Commercial production starts with glucose and follows a two-step process. First, bacteria (commonly strains of Pseudomonas fluorescens) ferment the glucose into an intermediate compound called 2-keto-gluconic acid. Industrial strains can tolerate glucose concentrations above 140 grams per liter and convert it with yields above 90%. In the second step, a straightforward chemical reaction converts that intermediate into finished erythorbic acid. The process is efficient enough to support large-scale manufacturing, with China producing the majority of the world’s supply.

Safety and Regulatory Status

The U.S. Food and Drug Administration classifies erythorbic acid as Generally Recognized as Safe (GRAS). In the European Union, it carries the additive number E 315, while its sodium salt (sodium erythorbate) is labeled E 316.

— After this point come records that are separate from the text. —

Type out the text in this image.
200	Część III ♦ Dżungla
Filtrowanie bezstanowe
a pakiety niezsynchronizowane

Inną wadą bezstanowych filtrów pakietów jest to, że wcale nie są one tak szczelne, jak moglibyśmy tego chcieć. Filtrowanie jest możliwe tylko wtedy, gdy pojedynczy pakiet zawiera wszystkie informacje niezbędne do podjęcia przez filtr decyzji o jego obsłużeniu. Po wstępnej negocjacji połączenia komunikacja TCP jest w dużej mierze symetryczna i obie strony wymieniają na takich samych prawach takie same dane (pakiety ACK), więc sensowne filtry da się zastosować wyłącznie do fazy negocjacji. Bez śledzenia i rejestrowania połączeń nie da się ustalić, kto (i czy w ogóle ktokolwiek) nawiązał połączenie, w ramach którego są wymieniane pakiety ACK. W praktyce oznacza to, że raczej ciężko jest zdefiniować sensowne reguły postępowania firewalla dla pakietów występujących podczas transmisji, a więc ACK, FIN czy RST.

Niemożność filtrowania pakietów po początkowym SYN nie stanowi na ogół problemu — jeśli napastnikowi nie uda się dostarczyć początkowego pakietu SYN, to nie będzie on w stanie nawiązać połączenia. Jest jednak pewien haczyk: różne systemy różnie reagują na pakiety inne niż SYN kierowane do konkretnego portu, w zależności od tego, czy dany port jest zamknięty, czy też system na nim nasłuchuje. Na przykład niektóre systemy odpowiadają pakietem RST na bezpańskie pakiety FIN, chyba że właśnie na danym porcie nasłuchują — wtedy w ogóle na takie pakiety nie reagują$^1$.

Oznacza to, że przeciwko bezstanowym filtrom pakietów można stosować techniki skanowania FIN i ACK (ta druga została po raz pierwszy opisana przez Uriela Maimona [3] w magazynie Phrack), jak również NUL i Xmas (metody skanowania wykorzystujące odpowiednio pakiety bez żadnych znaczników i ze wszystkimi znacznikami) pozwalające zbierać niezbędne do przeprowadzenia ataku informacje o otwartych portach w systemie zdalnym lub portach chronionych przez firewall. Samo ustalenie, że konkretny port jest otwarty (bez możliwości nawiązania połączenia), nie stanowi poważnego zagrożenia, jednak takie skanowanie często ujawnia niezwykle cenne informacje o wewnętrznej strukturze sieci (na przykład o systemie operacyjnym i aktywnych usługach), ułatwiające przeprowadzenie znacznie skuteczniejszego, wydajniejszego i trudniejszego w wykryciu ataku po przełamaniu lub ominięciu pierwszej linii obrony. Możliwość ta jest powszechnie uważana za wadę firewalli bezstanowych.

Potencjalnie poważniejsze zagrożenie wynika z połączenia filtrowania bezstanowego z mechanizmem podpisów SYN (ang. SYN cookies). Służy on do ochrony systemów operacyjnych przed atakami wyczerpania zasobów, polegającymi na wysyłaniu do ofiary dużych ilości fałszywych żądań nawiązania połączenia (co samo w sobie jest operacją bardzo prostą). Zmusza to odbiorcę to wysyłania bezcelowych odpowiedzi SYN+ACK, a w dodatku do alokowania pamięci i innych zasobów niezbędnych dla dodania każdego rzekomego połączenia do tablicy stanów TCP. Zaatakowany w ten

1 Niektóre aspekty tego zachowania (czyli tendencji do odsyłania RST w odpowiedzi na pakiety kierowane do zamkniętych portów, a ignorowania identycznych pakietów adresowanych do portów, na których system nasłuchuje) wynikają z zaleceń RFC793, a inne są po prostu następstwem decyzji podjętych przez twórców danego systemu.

The most thorough safety review came from the European Food Safety Authority, which re-evaluated both forms and confirmed an acceptable daily intake of 6 mg per kilogram of body weight per day. For a 150-pound adult, that works out to about 408 mg daily. The panel found low acute toxicity, no indication of adverse effects in medium-term studies, no concerns about cancer risk or genetic damage, and no harmful effects on fetal development. Dietary exposure calculations showed that no population group, including children, exceeds the acceptable daily intake from normal food consumption.

Uses Outside of Food

Erythorbic acid’s oxygen-scavenging ability also makes it useful in industrial settings. Power plants and oil pipelines use it to remove dissolved oxygen from water systems, since even trace amounts of oxygen accelerate corrosion in metal pipes. When paired with a copper-based catalyst, erythorbic acid can reduce dissolved oxygen to levels below 20 parts per billion, which is low enough to protect infrastructure from long-term damage. It also appears in some photography and water treatment applications for similar reasons: anywhere unwanted oxidation is a problem, erythorbic acid can help neutralize it.